Среди роя тёмных плащей я видел, как в воздухе летит кровь – кровавые ленты, струи крови во все стороны. Мне показалось, что небо разверзлось и пролился кровавый дождь.

К голове Цинны, всё ещё поднятой в воздух, присоединилось нечто, похожее на отрубленную руку, сжимаемую скрюченным, едва ли человеческим когтем, покрытым кровью. Затем появились и другие части тела Цинны, поднятые высоко в воздух, словно трофеи…

Ещё одна отрубленная рука, что-то похожее на предплечье, ступня, обрубок плоти, возможно, часть ноги, всё залито кровью и расчленёнкой, как и руки, которые их сжимали. Когда я увидел его отрубленные гениталии, поднятые кверху, мой разум закружился от недоверия. Ужас того, что я видел, эта дикость не могли быть реальностью. Это, должно быть, какая-то отвратительная фантазия из моего самого тёмного кошмара или какое-то ужасное видение, вызванное колдовством. Или я умирал? Или уже мёртв? Это был мир неживых, место ужасов, превосходящих всякое воображение?

Теперь толпа нападавших внезапно, казалось, стала ещё меньше – но это была очередная иллюзия. Исчезли не они, а голова Цинны, внезапно поднявшаяся в воздух, укрепленная над ними на копье. Она покачивалась вверх и вниз, из стороны в сторону, словно какая-то жуткая марионетка, нависающая надо мной. Я вспомнил изображение Цезаря, которое Антоний поднял перед толпой – но это было не подобие мёртвого, это был сам мёртвый. Глядя на его лицо, я содрогнулся от недоверия. Неужели то, что я видел, – что губы Цинны всё ещё шевелились, а глаза всё ещё моргали?

Я услышал еще крики, но не все из них были криками ужаса.

Некоторые люди, казалось, кричали от неистового восторга.

Я также слышал смех и аплодисменты, как будто сцена, которую я увидел, была частью какой-то уморительной комедии.

«Цинна-претор!» – крикнул кто-то. «Они напали на Цинну-претора, и посмотрите, что они сделали! Оторвали ему голову и разорвали этого ублюдка на куски!»

«Не больше, чем он заслуживает!» – крикнул другой мужчина.

Среди всей этой какофонии насмешек и криков я постепенно различил скандирование, подхваченное толпой:

«Я рад, что он мертв», – сказал Цинна.

А теперь посмотрите, что осталось – только его голова!

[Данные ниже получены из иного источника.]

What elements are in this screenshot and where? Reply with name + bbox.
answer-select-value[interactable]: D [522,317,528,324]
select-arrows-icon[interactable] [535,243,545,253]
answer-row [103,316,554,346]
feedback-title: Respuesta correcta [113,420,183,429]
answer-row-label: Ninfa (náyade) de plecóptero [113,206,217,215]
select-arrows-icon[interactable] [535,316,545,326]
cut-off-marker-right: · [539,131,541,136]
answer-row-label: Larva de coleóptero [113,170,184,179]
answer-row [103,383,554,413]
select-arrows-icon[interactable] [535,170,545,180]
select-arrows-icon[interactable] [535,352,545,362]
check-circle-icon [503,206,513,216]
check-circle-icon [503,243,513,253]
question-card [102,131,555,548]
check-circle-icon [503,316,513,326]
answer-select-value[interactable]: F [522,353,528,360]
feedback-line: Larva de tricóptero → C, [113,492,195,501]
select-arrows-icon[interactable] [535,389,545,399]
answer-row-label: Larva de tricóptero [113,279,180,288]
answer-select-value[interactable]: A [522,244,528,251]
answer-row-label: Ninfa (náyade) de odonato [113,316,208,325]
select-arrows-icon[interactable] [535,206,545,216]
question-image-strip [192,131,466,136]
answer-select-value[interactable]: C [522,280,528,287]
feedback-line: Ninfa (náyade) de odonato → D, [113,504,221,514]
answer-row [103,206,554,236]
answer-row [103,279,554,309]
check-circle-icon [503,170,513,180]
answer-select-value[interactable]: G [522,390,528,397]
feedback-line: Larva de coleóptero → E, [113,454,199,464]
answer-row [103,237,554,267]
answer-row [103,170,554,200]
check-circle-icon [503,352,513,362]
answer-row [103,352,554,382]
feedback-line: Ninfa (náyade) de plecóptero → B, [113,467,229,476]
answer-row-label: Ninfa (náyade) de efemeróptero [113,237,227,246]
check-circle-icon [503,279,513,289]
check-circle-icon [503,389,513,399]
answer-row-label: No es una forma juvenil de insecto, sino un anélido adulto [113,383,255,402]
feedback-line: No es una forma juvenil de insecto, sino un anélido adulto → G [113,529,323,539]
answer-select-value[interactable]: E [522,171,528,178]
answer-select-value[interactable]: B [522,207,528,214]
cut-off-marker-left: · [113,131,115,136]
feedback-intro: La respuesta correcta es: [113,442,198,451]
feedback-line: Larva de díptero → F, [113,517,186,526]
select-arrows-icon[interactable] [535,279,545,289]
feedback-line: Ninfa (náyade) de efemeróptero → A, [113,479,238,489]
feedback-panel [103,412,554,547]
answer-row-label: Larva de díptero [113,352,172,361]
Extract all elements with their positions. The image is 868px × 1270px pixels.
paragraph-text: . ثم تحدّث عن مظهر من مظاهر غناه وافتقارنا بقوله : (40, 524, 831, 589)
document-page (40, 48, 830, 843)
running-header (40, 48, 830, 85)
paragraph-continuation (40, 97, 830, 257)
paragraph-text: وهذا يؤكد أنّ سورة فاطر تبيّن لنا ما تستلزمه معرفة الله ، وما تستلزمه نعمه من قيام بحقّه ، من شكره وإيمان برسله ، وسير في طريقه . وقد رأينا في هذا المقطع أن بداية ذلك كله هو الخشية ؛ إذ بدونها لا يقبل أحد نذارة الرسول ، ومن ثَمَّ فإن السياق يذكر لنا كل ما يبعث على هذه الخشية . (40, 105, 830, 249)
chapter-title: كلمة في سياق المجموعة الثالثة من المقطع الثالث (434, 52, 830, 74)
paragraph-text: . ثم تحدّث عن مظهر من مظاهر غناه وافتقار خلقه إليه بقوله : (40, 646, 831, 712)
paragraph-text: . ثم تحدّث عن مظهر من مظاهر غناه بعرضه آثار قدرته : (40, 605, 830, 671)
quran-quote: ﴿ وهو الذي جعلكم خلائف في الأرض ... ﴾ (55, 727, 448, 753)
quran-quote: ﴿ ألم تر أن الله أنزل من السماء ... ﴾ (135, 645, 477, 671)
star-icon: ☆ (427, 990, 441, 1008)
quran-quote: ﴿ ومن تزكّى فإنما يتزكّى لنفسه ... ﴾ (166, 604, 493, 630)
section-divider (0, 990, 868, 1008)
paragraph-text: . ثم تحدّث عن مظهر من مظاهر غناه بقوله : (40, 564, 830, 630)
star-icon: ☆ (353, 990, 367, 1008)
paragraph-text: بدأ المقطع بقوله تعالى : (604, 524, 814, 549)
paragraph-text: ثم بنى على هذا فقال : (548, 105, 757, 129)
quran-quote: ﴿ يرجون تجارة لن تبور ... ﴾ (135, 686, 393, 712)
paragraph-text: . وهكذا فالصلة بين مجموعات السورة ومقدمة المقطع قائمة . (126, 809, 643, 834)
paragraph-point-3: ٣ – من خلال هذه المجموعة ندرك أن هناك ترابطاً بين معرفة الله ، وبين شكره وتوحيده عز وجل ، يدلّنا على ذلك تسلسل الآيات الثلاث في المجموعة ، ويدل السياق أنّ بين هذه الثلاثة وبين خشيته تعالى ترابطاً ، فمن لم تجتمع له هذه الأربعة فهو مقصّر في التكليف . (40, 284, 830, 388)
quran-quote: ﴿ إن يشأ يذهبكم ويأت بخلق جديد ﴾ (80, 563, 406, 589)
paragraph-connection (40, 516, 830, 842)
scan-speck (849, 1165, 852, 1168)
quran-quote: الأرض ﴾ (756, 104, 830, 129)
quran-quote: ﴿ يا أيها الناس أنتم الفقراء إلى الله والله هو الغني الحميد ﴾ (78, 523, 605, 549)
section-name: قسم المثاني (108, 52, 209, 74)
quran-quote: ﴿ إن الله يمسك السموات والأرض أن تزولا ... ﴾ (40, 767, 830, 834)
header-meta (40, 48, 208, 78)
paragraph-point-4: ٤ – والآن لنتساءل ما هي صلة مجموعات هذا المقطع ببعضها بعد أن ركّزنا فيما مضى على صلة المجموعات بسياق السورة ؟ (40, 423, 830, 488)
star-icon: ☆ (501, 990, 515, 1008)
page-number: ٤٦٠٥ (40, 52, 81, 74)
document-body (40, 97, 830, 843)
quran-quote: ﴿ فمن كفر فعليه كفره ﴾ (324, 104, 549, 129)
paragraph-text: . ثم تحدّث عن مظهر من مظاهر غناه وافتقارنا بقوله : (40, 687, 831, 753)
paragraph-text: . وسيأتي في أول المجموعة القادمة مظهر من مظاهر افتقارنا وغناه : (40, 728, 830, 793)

Они снова и снова распевали этот виршпиль, а голова на копье вращалась и покачивалась в такт, поворачиваясь то в одну, то в другую сторону, а затем умчалась туда, откуда мы пришли, обратно к погребальному костру. Из далёкого скопления людей доносились раскаты смеха и крики, когда голова приближалась к центру Форума. Всё громче и громче, эхом отражаясь от мраморных стен, я слышал песнопение:

«Я рад, что он мертв», – сказал Цинна.

А теперь посмотрите, что осталось – только его голова!

Тысячи людей скандировали эту песню. Я представил себе погребальный костер с пылающим телом Цезаря среди бурлящей массы разгневанных скорбящих, а среди этой толпы – качающуюся голову Цинны и изображение Цезаря, словно две куклы, созданные для развлечения детей на каком-то безумном празднике смерти.

Как бы Цинна презирал эту пошлую песенку! Как немыслимо, чтобы столь гнусная рифма была написана в честь смерти величайшего поэта Рима!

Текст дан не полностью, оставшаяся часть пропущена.